La session a débuté mercredi vers 14h30 GMT, dans une ambiance tendue tant le débat est passionné. Si le texte est adopté jeudi, il devra encore être approuvé par le Sénat avant d'acquérir force de loi.
Le texte soumis aux suffrages des 257 députés autorise l'IVG pendant les 14 premières semaines de grossesse.
Mercredi soir, des dizaines de milliers de personnes étaient rassemblées à Buenos Aires devant le Congrès. Les partisans du projet de loi d'un côté de la place, les opposants de l'autre.
Elsa Bonifacio, 72 ans, est là "pour accompagner ses petites filles, pour la dépénalisation de l'avortement, pour que nous ayons toutes le contrôle de notre corps, que nous puissions décider ce que nous voulons faire".
A quelques centaines de mètres, ceux qui rejettent le droit à l'avortement invoquent "la défense des deux vies". "Nous les groupes pro-vie, je pense que nous sommes les plus nombreux, car nous représentons la majorité de la population", estime un des dirigeants du mouvement, Raul Magnasco.
Selon les instituts de sondage, l'opinion publique est majoritairement favorable à la légalisation de l'avortement. Mais dans l'hémicycle, les députés ayant annoncé leur intention de voter "non" sont 126, alors qu'ils ne sont pour l'instant que 123 en faveur du "oui".
Députés indécis
La dizaine de parlementaires indécis, qui réservent leur position, fera la différence.
Aujourd'hui, les Argentines ne peuvent avorter légalement qu'en cas de viol ou de danger pour la santé de la femme enceinte.
"C'est une question de santé publique. Nous avons eu (ces dernières années) trois ministres de la santé, avec des opinions politiques différentes, mais ils sont d'accord sur un point: la légalisation de l'avortement apporterait une amélioration de l'accès aux soins des femmes", a déclaré le député de la coalition gouvernementale Cambiemos, Daniel Lipovetzky.
Le député UCR (Union civique radicale, centre, coalition gouvernementale Cambiemos), Hugo Goicoechea, est pour sa part opposé au texte. "Au-delà des bonnes intentions, (le projet de loi) va à l'encontre de l'ordre biologique, biomédical, juridique et historique de la nation", a-t-il dit devant ses pairs.
La vice-présidente argentine Gabriela Michetti s'est engagée contre la loi sur la ligne du "droit à la vie". "Être en faveur de la vie est beaucoup plus progressiste et respectueux", dit-elle.
Plutôt que d'avorter, plaide-t-elle, "si une femme ne veut pas être mère, quel que soit le motif, elle peut confier l'enfant à l'adoption".
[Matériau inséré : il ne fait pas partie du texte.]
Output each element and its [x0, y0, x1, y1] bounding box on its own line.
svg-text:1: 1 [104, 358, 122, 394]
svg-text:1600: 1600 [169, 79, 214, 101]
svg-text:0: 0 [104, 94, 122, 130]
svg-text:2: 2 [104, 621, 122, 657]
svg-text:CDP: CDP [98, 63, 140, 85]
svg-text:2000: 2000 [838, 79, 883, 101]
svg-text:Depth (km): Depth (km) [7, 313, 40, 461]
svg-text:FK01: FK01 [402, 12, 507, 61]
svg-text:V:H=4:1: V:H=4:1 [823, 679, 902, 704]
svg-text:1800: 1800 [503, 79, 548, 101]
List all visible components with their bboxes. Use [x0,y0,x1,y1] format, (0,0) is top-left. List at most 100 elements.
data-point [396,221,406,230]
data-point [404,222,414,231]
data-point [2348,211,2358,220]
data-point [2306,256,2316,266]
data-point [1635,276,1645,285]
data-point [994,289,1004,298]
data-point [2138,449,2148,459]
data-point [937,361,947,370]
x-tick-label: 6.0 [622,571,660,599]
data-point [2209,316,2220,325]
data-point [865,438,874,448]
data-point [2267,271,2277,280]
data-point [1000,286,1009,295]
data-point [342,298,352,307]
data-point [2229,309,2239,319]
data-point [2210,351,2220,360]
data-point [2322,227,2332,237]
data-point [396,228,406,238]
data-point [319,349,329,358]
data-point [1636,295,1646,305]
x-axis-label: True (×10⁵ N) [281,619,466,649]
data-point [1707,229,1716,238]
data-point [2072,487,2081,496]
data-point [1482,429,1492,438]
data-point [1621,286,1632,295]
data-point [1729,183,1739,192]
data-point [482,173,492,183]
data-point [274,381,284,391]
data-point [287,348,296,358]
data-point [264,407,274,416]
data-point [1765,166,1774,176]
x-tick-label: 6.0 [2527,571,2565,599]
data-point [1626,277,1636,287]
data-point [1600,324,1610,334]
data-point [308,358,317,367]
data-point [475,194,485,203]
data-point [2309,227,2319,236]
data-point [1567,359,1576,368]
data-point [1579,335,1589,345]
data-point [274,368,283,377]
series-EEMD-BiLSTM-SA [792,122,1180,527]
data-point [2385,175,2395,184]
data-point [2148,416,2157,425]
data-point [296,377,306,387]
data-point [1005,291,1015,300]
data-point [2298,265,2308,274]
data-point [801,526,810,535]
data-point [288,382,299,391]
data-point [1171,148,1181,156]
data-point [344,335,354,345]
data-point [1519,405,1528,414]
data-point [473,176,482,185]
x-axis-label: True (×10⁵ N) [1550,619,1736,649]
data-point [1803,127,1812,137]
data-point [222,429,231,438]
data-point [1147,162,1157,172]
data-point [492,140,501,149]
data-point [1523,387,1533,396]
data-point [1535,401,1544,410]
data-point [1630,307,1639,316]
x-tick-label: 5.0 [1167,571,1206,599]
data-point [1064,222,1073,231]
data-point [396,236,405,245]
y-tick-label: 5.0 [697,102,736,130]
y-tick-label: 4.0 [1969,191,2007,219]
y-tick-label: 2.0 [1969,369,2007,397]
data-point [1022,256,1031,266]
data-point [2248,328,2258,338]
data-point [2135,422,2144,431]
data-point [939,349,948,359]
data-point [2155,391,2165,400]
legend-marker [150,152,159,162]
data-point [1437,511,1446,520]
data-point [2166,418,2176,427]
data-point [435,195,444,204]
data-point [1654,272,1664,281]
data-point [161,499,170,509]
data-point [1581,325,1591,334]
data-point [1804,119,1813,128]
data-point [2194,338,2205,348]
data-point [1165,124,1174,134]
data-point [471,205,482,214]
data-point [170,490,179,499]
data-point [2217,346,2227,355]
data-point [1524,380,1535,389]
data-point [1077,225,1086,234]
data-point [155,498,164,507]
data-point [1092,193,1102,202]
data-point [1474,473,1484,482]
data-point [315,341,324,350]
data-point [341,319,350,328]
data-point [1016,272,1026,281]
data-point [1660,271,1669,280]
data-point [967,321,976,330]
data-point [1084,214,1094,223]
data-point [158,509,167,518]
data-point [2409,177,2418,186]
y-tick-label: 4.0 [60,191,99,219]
Dans le sillage du mouvement féministe #NiUnaMenos (pas une de moins), mobilisé contre les violences faites aux femmes, la mobilisation pour la légalisation de l'IVG s'est accentuée au fil des mois. Et la légalisation de l'avortement en Irlande - un autre pays à forte tradition catholique - donne de l'espoir aux Argentines.
Menaces d'excommunication
Cet élan se heurte toutefois à la résistance historique des autorités religieuses, dans le pays du pape François. En Pologne, pays de Jean Paul II, l'avortement n'est pas légalisé.
Les partisans de la loi arborent un foulard vert avec l'inscription: "éducation sexuelle pour décider, contraceptifs pour ne pas avorter, avortement légal pour ne pas mourir".
Le pape François dit ne pas vouloir se mêler des affaires de pays souverains mais quand il s'agit d'avortement, il fait une entorse à ses principes. Il a adressé une carte aux catholiques argentins, les appelant à se mobiliser contre le projet de loi.
"L'Eglise est à la manoeuvre, les évêques envoient des lettres aux parlementaires indécis, menacent de les excommunier, exercent une influence sur les médias. C'est un pouvoir pas tellement visible mais il mobilise des ressources et des lobbys", observe la sociologue Sol Prieto.
La première victoire pour les partisans du droit à l'avortement, c'est que le débat puisse avoir lieu au Parlement, une première dans un pays de 41 millions d'habitants parfois à l'avant-garde. En 2010, l'Argentine à été le premier pays d'Amérique latine à légaliser le mariage gay.
Le président de centre-droit Mauricio Macri se dit, à titre personnel, hostile à l'avortement, mais c'est lui qui a permis que le débat ait lieu au parlement.
Légalisé au Royaume-Uni en 1967, en France en 1975, l'avortement reste illégal dans la plupart des pays d'Amérique latine, sauf en Uruguay (2012), à Cuba (1965) et dans la ville de Mexico.